The Rise of ESG Standards

A look into how new environmental, social, and governance standards will shape our lives.


Whether you are a person that cares about investments, climate action, business, social justice, or even just yourself, ESG (environmental, social, and governance) standards play into what you’re interested in. ESG is an umbrella term used to refer to data companies derive to easily show investors how their companies are helping to build a greener future. ESG standards in the corporate realm have already shaped our society, and they will continue to do so, since an increasing number of companies each year are engaging in new, groundbreaking measures that advocate for the protection of the three intersecting concepts of ESG. You might ask, “Why are companies spending time on this? Isn’t this not their responsibility?” ESG measures benefit companies, offering a responsible image that increases customer loyalty and overall attractiveness. By collecting ESG data, companies have the power to choose to receive those benefits from engaging in ESG action instead of only focusing on other marketing techniques. Therefore, ESG standards present a win-win situation for investors, companies, and the world.


Philips, a home appliance and health technology brand, is a perfect case study for the effect that ESG metrics have on large corporations. Philips decided to dive right into the rising practice of improving ESG standards, and even after hitting a learning curve, the company managed to set a model for companies worldwide. After switching to a more sustainable model that reduced waste and increased the presence of recyclable materials in its supply chain, Philips observed a higher rate of customer loyalty and no alteration in profitability or cost.
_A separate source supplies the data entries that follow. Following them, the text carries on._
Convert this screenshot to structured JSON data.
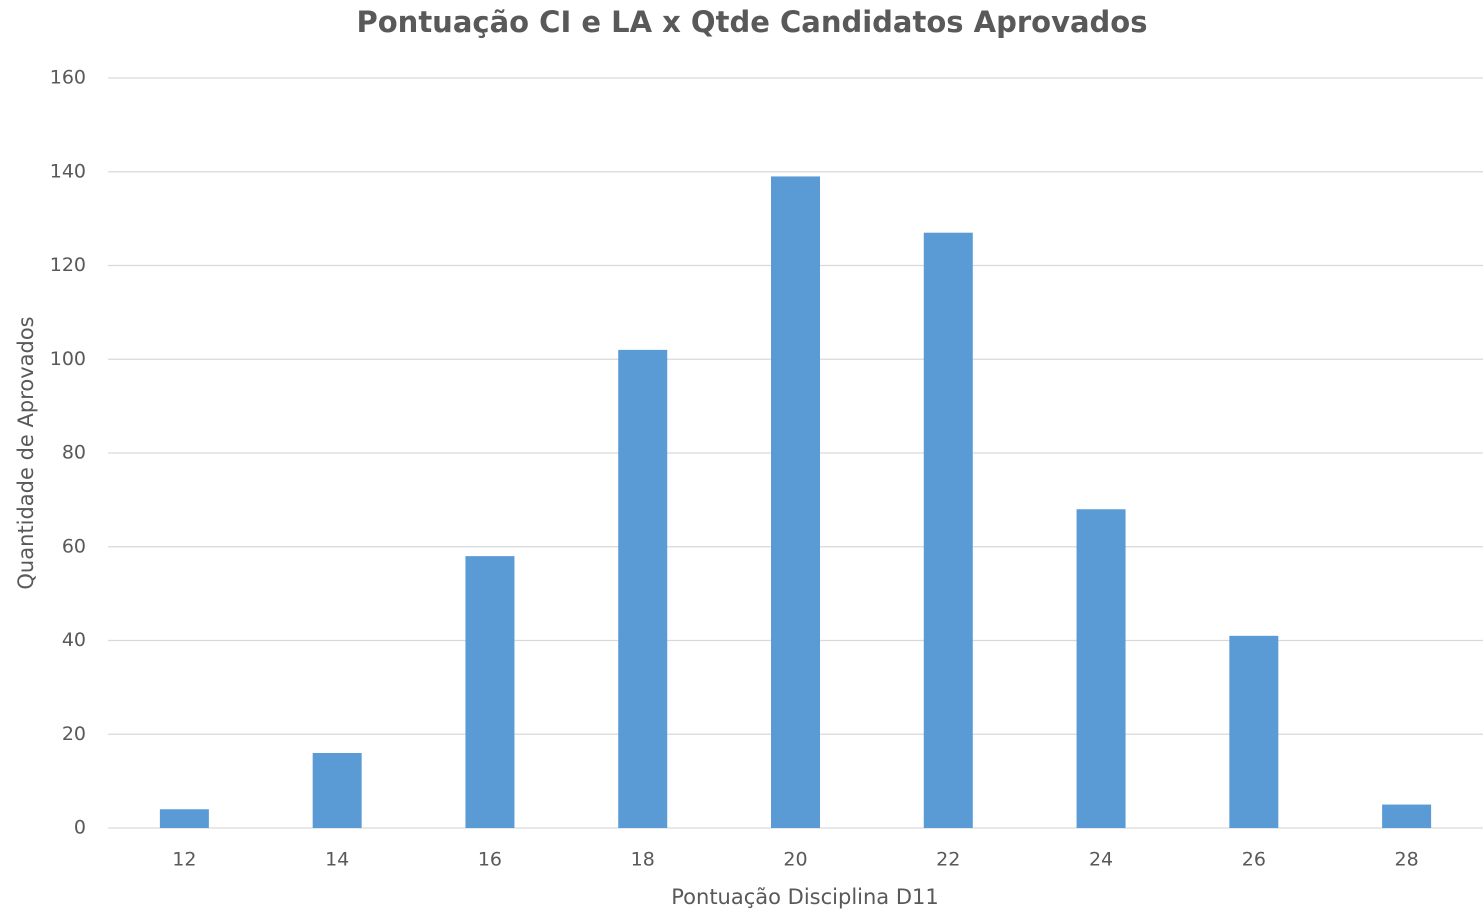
{
  "chart_data": {
    "type": "bar",
    "title": "Pontuação CI e LA x Qtde Candidatos Aprovados",
    "x_label": "Pontuação Disciplina D11",
    "y_label": "Quantidade de Aprovados",
    "categories": [
      "12",
      "14",
      "16",
      "18",
      "20",
      "22",
      "24",
      "26",
      "28"
    ],
    "values": [
      4,
      16,
      58,
      102,
      139,
      127,
      68,
      41,
      5
    ],
    "color": "#5b9bd5",
    "ylim": [
      0,
      160
    ],
    "yticks": [
      0,
      20,
      40,
      60,
      80,
      100,
      120,
      140,
      160
    ],
    "grid": true
  }
}
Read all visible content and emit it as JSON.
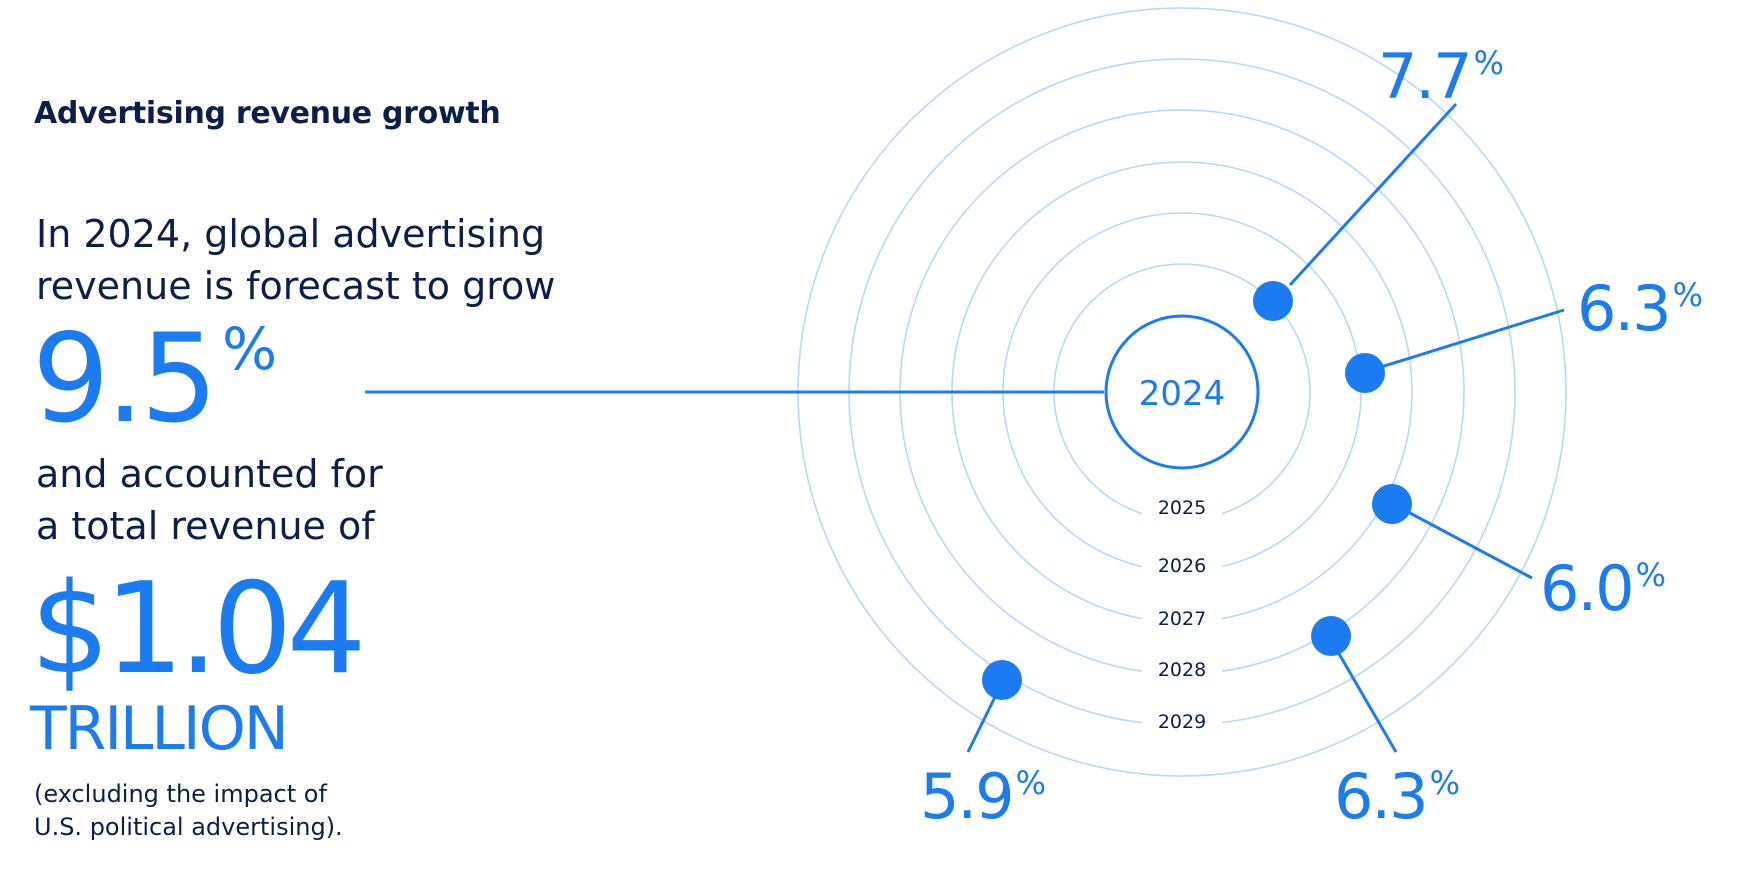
{
  "title": "Advertising revenue growth",
  "lead": [
    "In 2024, global advertising",
    "revenue is forecast to grow"
  ],
  "headline_growth": {
    "value": "9.5",
    "unit": "%"
  },
  "lead2": [
    "and accounted for",
    "a total revenue of"
  ],
  "headline_revenue": {
    "value": "$1.04",
    "unit": "TRILLION"
  },
  "footnote": [
    "(excluding the impact of",
    "U.S. political advertising)."
  ],
  "colors": {
    "accent": "#1a7cf0",
    "navy": "#0b1f4a",
    "ring": "#b6d7fb"
  },
  "chart_data": {
    "type": "radial",
    "center_label": "2024",
    "x": [
      "2024",
      "2025",
      "2026",
      "2027",
      "2028",
      "2029"
    ],
    "values": [
      9.5,
      7.7,
      6.3,
      6.0,
      6.3,
      5.9
    ],
    "labels": [
      "9.5%",
      "7.7%",
      "6.3%",
      "6.0%",
      "6.3%",
      "5.9%"
    ],
    "unit": "%",
    "ring_labels": [
      "2025",
      "2026",
      "2027",
      "2028",
      "2029"
    ],
    "points": [
      {
        "year": "2025",
        "value": "7.7",
        "unit": "%"
      },
      {
        "year": "2026",
        "value": "6.3",
        "unit": "%"
      },
      {
        "year": "2027",
        "value": "6.0",
        "unit": "%"
      },
      {
        "year": "2028",
        "value": "6.3",
        "unit": "%"
      },
      {
        "year": "2029",
        "value": "5.9",
        "unit": "%"
      }
    ]
  }
}
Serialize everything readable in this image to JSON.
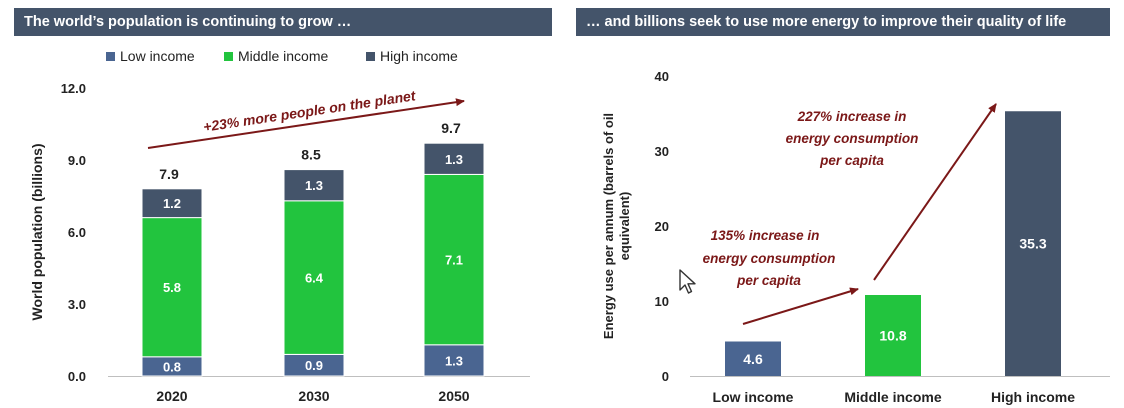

With the help of ESG metrics, corporate commitment, and climate-conscious measures, Philips achieved carbon neutrality in 2020, a goal that every company should strive for in the near future.


Meanwhile, current and future investors can learn from pro-ESG investors and CEOs in the Middle East, especially the CEO of Al Futtaim Holding, a UAE-based developer and shopping center operator. Majid Al Futtaim claims that both veteran and up-and-coming companies can diversify and widen their investor bases in a sustainable and reliable way by commencing ESG efforts. In fact, his company observed a sense of urgency among investors both in and outside of the region to take climate action when its $600 million green bond was oversubscribed, or applied for more times than expected, by just under six times. However, in order for ESG efforts to have a lasting impact on investment rates, companies must release transparent, periodic reports.


The concept of ESG solutions has sparked my interest for a long time, but it was one of the speakers at last year’s Earth Day event, Yosua Hosudo, who inspired me to write this article. During every issue of the Bell, I always circle back to the potential that one’s voice can have, and Hosudo’s decision to come back to St. Stephen’s as an alumni and share his passion for creating change exemplifies the impacts our voice can have on the world we live in. Hosudo manages to enact this change outside of his presentations by combining the world of business and economics with the issue of climate change, recognizing that the two can work together in a time when many people and things will not.